The mailer (shown above) implies that Stark's opponent, Eric Swalwell, is a closeted Tea Partier whose campaign is being funded by Republicans.
Swalwell hasn't given any indication that he agrees with the Tea Party in any significant way. In a live chat with Patch in May, Swalwell was asked who he would model himself after politically. He listed three Democrats — Rep. Ellen Tauscher, State Superintendent Tom Torlakson and Maryland Governor Martin O'Malley.
The mailer contains a photo of Swalwell holding an Etch-A-Sketch of a GOP elephant.
But the Swalwell campaign says the photo is doctored and gave BANG the original photo, where Swalwell is holding an Etch-A-Sketch of a man that looks like himself (you can see the original attached to this article).
"It just misrepresents, it implies Eric drew that elephant on the Etch-a-Sketch and he did not," she said. "There was no reason to take a personal photo of Eric and doctor it like that."

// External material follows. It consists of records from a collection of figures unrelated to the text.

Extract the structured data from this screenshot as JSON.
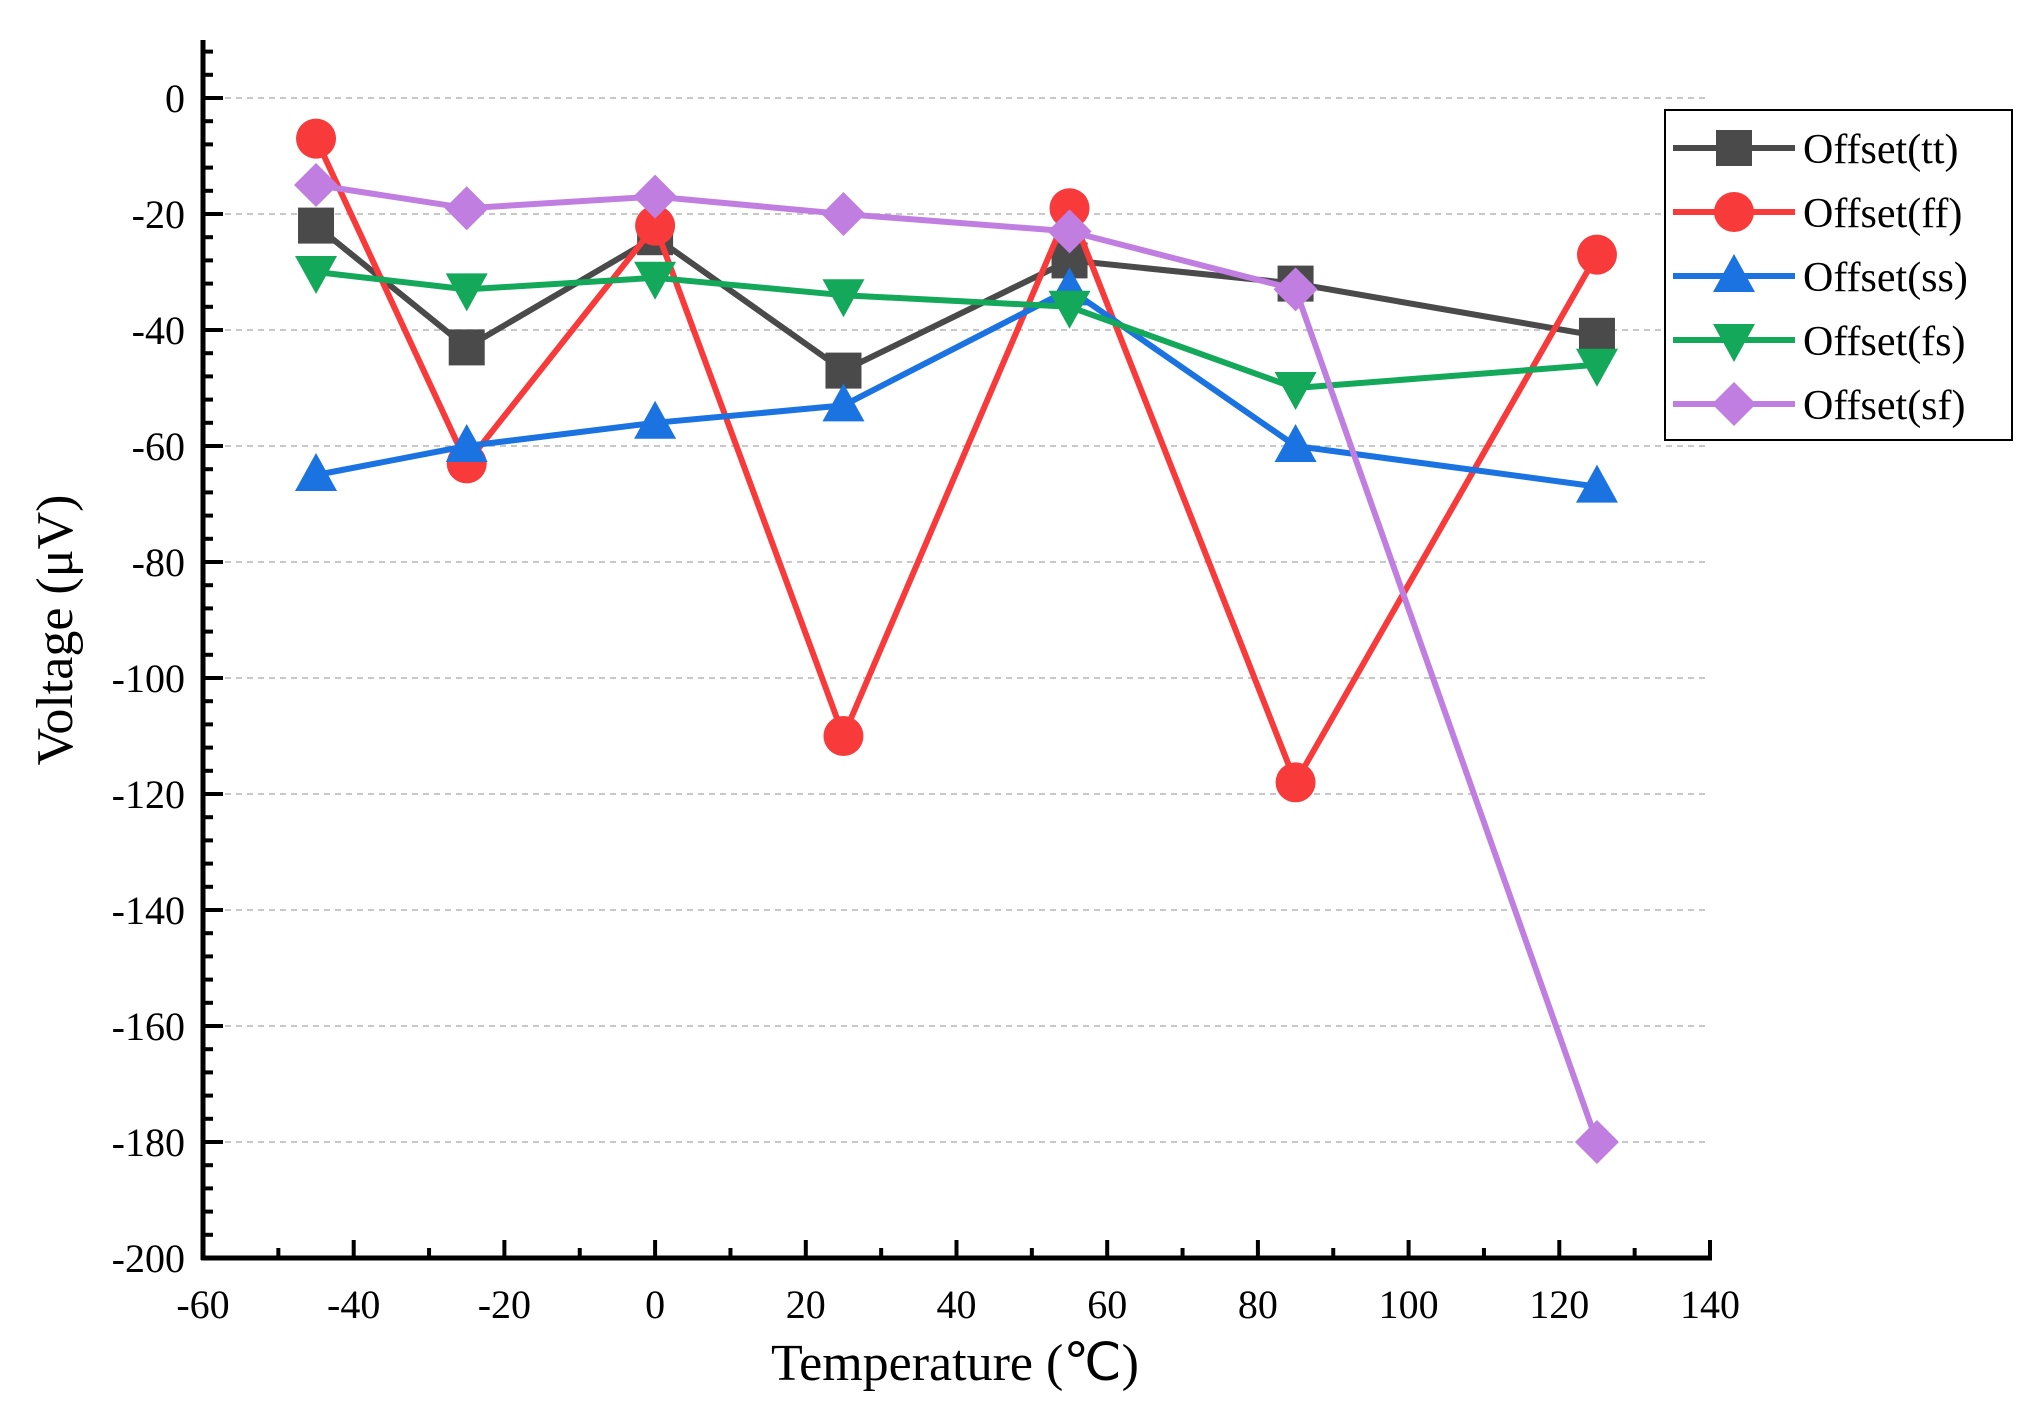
{
  "chart_data": {
    "type": "line",
    "title": "",
    "xlabel": "Temperature (℃)",
    "ylabel": "Voltage (μV)",
    "xlim": [
      -60,
      140
    ],
    "ylim": [
      -200,
      10
    ],
    "xticks": [
      -60,
      -40,
      -20,
      0,
      20,
      40,
      60,
      80,
      100,
      120,
      140
    ],
    "yticks": [
      0,
      -20,
      -40,
      -60,
      -80,
      -100,
      -120,
      -140,
      -160,
      -180,
      -200
    ],
    "grid": "horizontal dashed",
    "legend_position": "top-right",
    "x": [
      -45,
      -25,
      0,
      25,
      55,
      85,
      125
    ],
    "series": [
      {
        "name": "Offset(tt)",
        "color": "#4a4a4a",
        "marker": "square",
        "values": [
          -22,
          -43,
          -24,
          -47,
          -28,
          -32,
          -41
        ]
      },
      {
        "name": "Offset(ff)",
        "color": "#f93a3a",
        "marker": "circle",
        "values": [
          -7,
          -63,
          -22,
          -110,
          -19,
          -118,
          -27
        ]
      },
      {
        "name": "Offset(ss)",
        "color": "#1a73e0",
        "marker": "triangle-up",
        "values": [
          -65,
          -60,
          -56,
          -53,
          -33,
          -60,
          -67
        ]
      },
      {
        "name": "Offset(fs)",
        "color": "#13a85a",
        "marker": "triangle-down",
        "values": [
          -30,
          -33,
          -31,
          -34,
          -36,
          -50,
          -46
        ]
      },
      {
        "name": "Offset(sf)",
        "color": "#c07fe0",
        "marker": "diamond",
        "values": [
          -15,
          -19,
          -17,
          -20,
          -23,
          -33,
          -180
        ]
      }
    ]
  }
}
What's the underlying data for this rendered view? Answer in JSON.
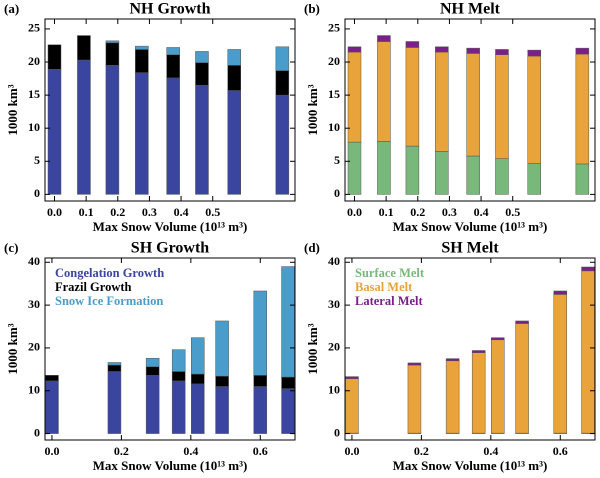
{
  "chart_data": [
    {
      "panel_label": "(a)",
      "title": "NH Growth",
      "type": "bar",
      "stacked": true,
      "legend": false,
      "x_label": "Max Snow Volume (10¹³ m³)",
      "y_label": "1000 km³",
      "x": [
        0,
        0.093,
        0.183,
        0.276,
        0.375,
        0.466,
        0.568,
        0.72
      ],
      "series": [
        {
          "name": "Congelation Growth",
          "color": "#3a45a0",
          "values": [
            18.9,
            20.3,
            19.5,
            18.4,
            17.6,
            16.5,
            15.7,
            15.0
          ]
        },
        {
          "name": "Frazil Growth",
          "color": "#000000",
          "values": [
            3.7,
            3.7,
            3.4,
            3.5,
            3.5,
            3.4,
            3.8,
            3.7
          ]
        },
        {
          "name": "Snow Ice Formation",
          "color": "#4a9ccb",
          "values": [
            0,
            0,
            0.3,
            0.5,
            1.1,
            1.7,
            2.4,
            3.6
          ]
        }
      ],
      "xlim": [
        -0.03,
        0.76
      ],
      "ylim": [
        -1,
        26.5
      ],
      "xticks": [
        {
          "value": 0,
          "label": "0.0"
        },
        {
          "value": 0.1,
          "label": "0.1"
        },
        {
          "value": 0.2,
          "label": "0.2"
        },
        {
          "value": 0.3,
          "label": "0.3"
        },
        {
          "value": 0.4,
          "label": "0.4"
        },
        {
          "value": 0.5,
          "label": "0.5"
        }
      ],
      "yticks": [
        0,
        5,
        10,
        15,
        20,
        25
      ]
    },
    {
      "panel_label": "(b)",
      "title": "NH Melt",
      "type": "bar",
      "stacked": true,
      "legend": false,
      "x_label": "Max Snow Volume (10¹³ m³)",
      "y_label": "1000 km³",
      "x": [
        0,
        0.093,
        0.183,
        0.276,
        0.375,
        0.466,
        0.568,
        0.72
      ],
      "series": [
        {
          "name": "Surface Melt",
          "color": "#78b87a",
          "values": [
            7.9,
            8.0,
            7.3,
            6.5,
            5.8,
            5.4,
            4.7,
            4.6
          ]
        },
        {
          "name": "Basal Melt",
          "color": "#e8a33a",
          "values": [
            13.6,
            15.1,
            14.9,
            15.0,
            15.5,
            15.7,
            16.2,
            16.6
          ]
        },
        {
          "name": "Lateral Melt",
          "color": "#7b1f8a",
          "values": [
            0.8,
            0.9,
            0.9,
            0.8,
            0.8,
            0.8,
            0.9,
            0.9
          ]
        }
      ],
      "xlim": [
        -0.03,
        0.76
      ],
      "ylim": [
        -1,
        26.5
      ],
      "xticks": [
        {
          "value": 0,
          "label": "0.0"
        },
        {
          "value": 0.1,
          "label": "0.1"
        },
        {
          "value": 0.2,
          "label": "0.2"
        },
        {
          "value": 0.3,
          "label": "0.3"
        },
        {
          "value": 0.4,
          "label": "0.4"
        },
        {
          "value": 0.5,
          "label": "0.5"
        }
      ],
      "yticks": [
        0,
        5,
        10,
        15,
        20,
        25
      ]
    },
    {
      "panel_label": "(c)",
      "title": "SH Growth",
      "type": "bar",
      "stacked": true,
      "legend": true,
      "legend_position": "upper left",
      "x_label": "Max Snow Volume (10¹³ m³)",
      "y_label": "1000 km³",
      "x": [
        0,
        0.18,
        0.29,
        0.365,
        0.42,
        0.49,
        0.6,
        0.68
      ],
      "series": [
        {
          "name": "Congelation Growth",
          "color": "#3a45a0",
          "values": [
            12.3,
            14.5,
            13.6,
            12.3,
            11.6,
            11.0,
            11.0,
            10.5
          ]
        },
        {
          "name": "Frazil Growth",
          "color": "#000000",
          "values": [
            1.3,
            1.5,
            2.0,
            2.2,
            2.3,
            2.4,
            2.6,
            2.7
          ]
        },
        {
          "name": "Snow Ice Formation",
          "color": "#4a9ccb",
          "values": [
            0,
            0.6,
            2.0,
            5.1,
            8.5,
            12.9,
            19.7,
            25.8
          ]
        }
      ],
      "xlim": [
        -0.02,
        0.7
      ],
      "ylim": [
        -1.5,
        41
      ],
      "xticks": [
        {
          "value": 0,
          "label": "0.0"
        },
        {
          "value": 0.2,
          "label": "0.2"
        },
        {
          "value": 0.4,
          "label": "0.4"
        },
        {
          "value": 0.6,
          "label": "0.6"
        }
      ],
      "yticks": [
        0,
        10,
        20,
        30,
        40
      ]
    },
    {
      "panel_label": "(d)",
      "title": "SH Melt",
      "type": "bar",
      "stacked": true,
      "legend": true,
      "legend_position": "upper left",
      "x_label": "Max Snow Volume (10¹³ m³)",
      "y_label": "1000 km³",
      "x": [
        0,
        0.18,
        0.29,
        0.365,
        0.42,
        0.49,
        0.6,
        0.68
      ],
      "series": [
        {
          "name": "Surface Melt",
          "color": "#78b87a",
          "values": [
            0.1,
            0.1,
            0.1,
            0.1,
            0.1,
            0.1,
            0.1,
            0.1
          ]
        },
        {
          "name": "Basal Melt",
          "color": "#e8a33a",
          "values": [
            12.7,
            15.9,
            16.9,
            18.8,
            21.8,
            25.6,
            32.4,
            37.9
          ]
        },
        {
          "name": "Lateral Melt",
          "color": "#7b1f8a",
          "values": [
            0.5,
            0.5,
            0.5,
            0.5,
            0.5,
            0.6,
            0.8,
            0.9
          ]
        }
      ],
      "xlim": [
        -0.02,
        0.7
      ],
      "ylim": [
        -1.5,
        41
      ],
      "xticks": [
        {
          "value": 0,
          "label": "0.0"
        },
        {
          "value": 0.2,
          "label": "0.2"
        },
        {
          "value": 0.4,
          "label": "0.4"
        },
        {
          "value": 0.6,
          "label": "0.6"
        }
      ],
      "yticks": [
        0,
        10,
        20,
        30,
        40
      ]
    }
  ]
}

The mailer also says, "Campaign finance reports show that over $86,000 of Eric Swalwell's contributions come from Republicans. Swalwell claims he's no conservative, but the evidence speaks for itself. Republicans and their corporate allies in the pharmaceutical world like Amgen and Pfizer are excited about young Swalwell because they think he's their cup of tea."
Though it's likely Swalwell has received money from conservatives, a large majority of the money he has received has come from fellow Democrats. (Read our recent story on the finances of the campaign.)
BANG explains why a Republican would give money to the Swalwell campaign:
Put yourself in the shoes of any Republican - tea party-sympathetic or otherwise - living in this district: Who would you vote for, with only these two candidates on the ballot? Stark and his supporters are proud that he's one of the most doggedly liberal members of Congress, and it's safe to assume anyone with even a streak of conservatism would vote against him. That's been part of Swalwell's campaign strategy from the get-go - appealing to a broader spectrum of voters than Stark can. If anyone to the right of Pete Stark is deemed a tea partier, there are a whooooooole lot of Democrats and independents out there who'll cry foul.
The mailer also raises the question that Swalwell was involved in a pay-to-play scheme and awarded a no-bid contract to people who donated to his campaign. (Patch linked out to a Huffington Post story on this accusation last month.)
On that accusation, Swalwell spokeswoman Lisa Tucker said, "there's no significance there. This was an agenda item pushed forth by the city staff. It was a 4-to-1 vote. There's no there there."